HashMap Source Code Analysis: Capacity, Load Factor, and Resize
A deep dive into the JDK 7 HashMap implementation, explaining capacity calculation, load factor, and resize behavior.
HashMap Source Code Analysis: Capacity, Load Factor, and Resize
A deep dive into the JDK 7 HashMap implementation, explaining capacity calculation, load factor, and resize behavior.
Introduction
I had previously read through the HashMap source code and felt I understood its implementation reasonably well.
At the time, the goal was mostly to handle interview questions, so the reading wasn’t very thorough.
Recently, however, someone asked me a question that I couldn’t answer confidently:
If you know you will store 1,000 entries in a HashMap, what should the initial capacity be?
I vaguely remembered that resizing was involved, but couldn’t recall the exact details.
This prompted me to revisit the HashMap source code in depth.
Note: This analysis is based on JDK 7.
HashMap Internal Structure
At a high level, HashMap uses a combination of:
- Array
- Linked list
The array size is called the capacity (default is 16). When inserting data:
- The key is hashed
- The hash is mapped to an array index using modulo
- The entry is stored in the corresponding bucket
Two Key Problems
-
Hash collisions
Multiple keys may map to the same index.Solution:
HashMap stores colliding entries as a linked list and compares keys for equality. -
Insufficient capacity
When too many entries are stored, performance degrades.This is where load factor and resizing come into play.
Constructors
Let’s start by examining the constructor:
public HashMap(int initialCapacity, float loadFactor) {
if (initialCapacity < 0)
throw new IllegalArgumentException("Illegal initial capacity: " + initialCapacity);
if (initialCapacity > MAXIMUM_CAPACITY)
initialCapacity = MAXIMUM_CAPACITY;
if (loadFactor <= 0 || Float.isNaN(loadFactor))
throw new IllegalArgumentException("Illegal load factor: " + loadFactor);
this.loadFactor = loadFactor;
threshold = initialCapacity;
init();
}Two parameters significantly affect HashMap behavior:
- initialCapacity: initial array size (default: 16)
- loadFactor: threshold for resizing (default: 0.75)
What Do These Mean?
If you create a HashMap with default settings:
- capacity = 16
- loadFactor = 0.75
The resize threshold is:
16 × 0.75 = 12When the 13th entry is added, the HashMap resizes and doubles its capacity.

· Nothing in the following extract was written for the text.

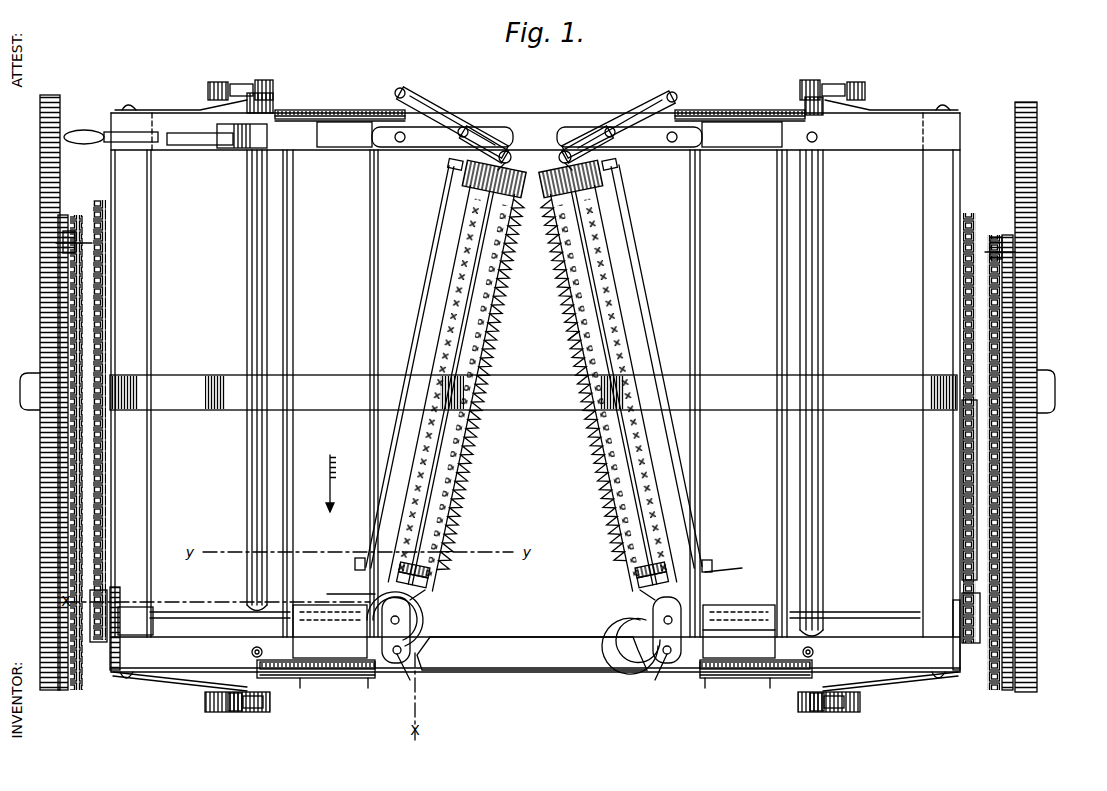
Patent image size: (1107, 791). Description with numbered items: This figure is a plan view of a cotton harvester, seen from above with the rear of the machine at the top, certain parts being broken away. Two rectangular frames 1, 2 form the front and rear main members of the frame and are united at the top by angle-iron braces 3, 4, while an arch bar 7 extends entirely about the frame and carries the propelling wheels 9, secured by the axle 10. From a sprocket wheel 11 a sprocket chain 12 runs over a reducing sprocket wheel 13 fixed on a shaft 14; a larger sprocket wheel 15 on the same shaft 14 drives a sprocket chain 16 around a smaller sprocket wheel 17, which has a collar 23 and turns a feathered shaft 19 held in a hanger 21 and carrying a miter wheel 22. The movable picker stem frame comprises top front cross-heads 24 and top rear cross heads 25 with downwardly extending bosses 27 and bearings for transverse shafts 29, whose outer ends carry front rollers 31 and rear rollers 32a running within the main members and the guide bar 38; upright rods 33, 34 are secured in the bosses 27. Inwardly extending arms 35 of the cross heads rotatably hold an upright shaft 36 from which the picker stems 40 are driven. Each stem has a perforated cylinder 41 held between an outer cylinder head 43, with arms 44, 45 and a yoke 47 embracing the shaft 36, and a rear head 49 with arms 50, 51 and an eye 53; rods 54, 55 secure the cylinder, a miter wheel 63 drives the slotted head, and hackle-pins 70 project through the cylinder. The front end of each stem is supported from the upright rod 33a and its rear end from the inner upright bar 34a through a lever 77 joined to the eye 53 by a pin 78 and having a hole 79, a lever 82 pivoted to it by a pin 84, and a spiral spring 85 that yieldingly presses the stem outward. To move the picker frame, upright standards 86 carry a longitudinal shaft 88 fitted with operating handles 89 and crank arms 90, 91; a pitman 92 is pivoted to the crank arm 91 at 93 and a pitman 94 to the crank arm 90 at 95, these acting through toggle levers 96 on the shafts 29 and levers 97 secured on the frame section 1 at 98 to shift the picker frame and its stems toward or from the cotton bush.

Resizing involves rehashing and copying entries, which is expensive. Therefore, if the expected size is known, setting an appropriate initial capacity is strongly recommended.
Load Factor Trade-offs
-
Higher load factor
- Uses less memory
- Increases collision probability
- Slower lookups
-
Lower load factor
- Uses more memory
- Fewer collisions
- Faster lookups
The default value 0.75 is a well-balanced trade-off between time and space.
put() Operation Flow
Here is a simplified explanation of the put() process:
public V put(K key, V value) {
if (table == EMPTY_TABLE) {
inflateTable(threshold);
}
if (key == null)
return putForNullKey(value);
int hash = hash(key);
int index = indexFor(hash, table.length);
for (Entry<K,V> e = table[index]; e != null; e = e.next) {
if (e.hash == hash && key.equals(e.key)) {
V oldValue = e.value;
e.value = value;
return oldValue;
}
}
addEntry(hash, key, value, index);
return null;
}Resize Logic
if ((size >= threshold) && (table[bucketIndex] != null)) {
resize(2 * table.length);
}Resize Process
- Create a new array with double capacity
- Recalculate hash positions
- Reinsert all entries
Solving the Original Question
If you want to store 1,000 entries, and the default load factor is 0.75:
Required capacity ≈ 1000 / 0.75 ≈ 1334Since HashMap capacity must be a power of two, the nearest value is:
2048Therefore:
new HashMap<>(2048);This avoids resizing and improves performance.
Notes on JDK 8
In JDK 8, HashMap was optimized further:
- Buckets can convert from linked lists to red-black trees
- Improves lookup performance under heavy hash collisions
This article focuses on JDK 7, but the core concepts still apply.
Conclusion
Understanding HashMap internals helps you:
- Write more efficient code
- Avoid unnecessary resizing
- Answer interview questions with confidence
HashMap is simple to use—but mastering its internals pays off.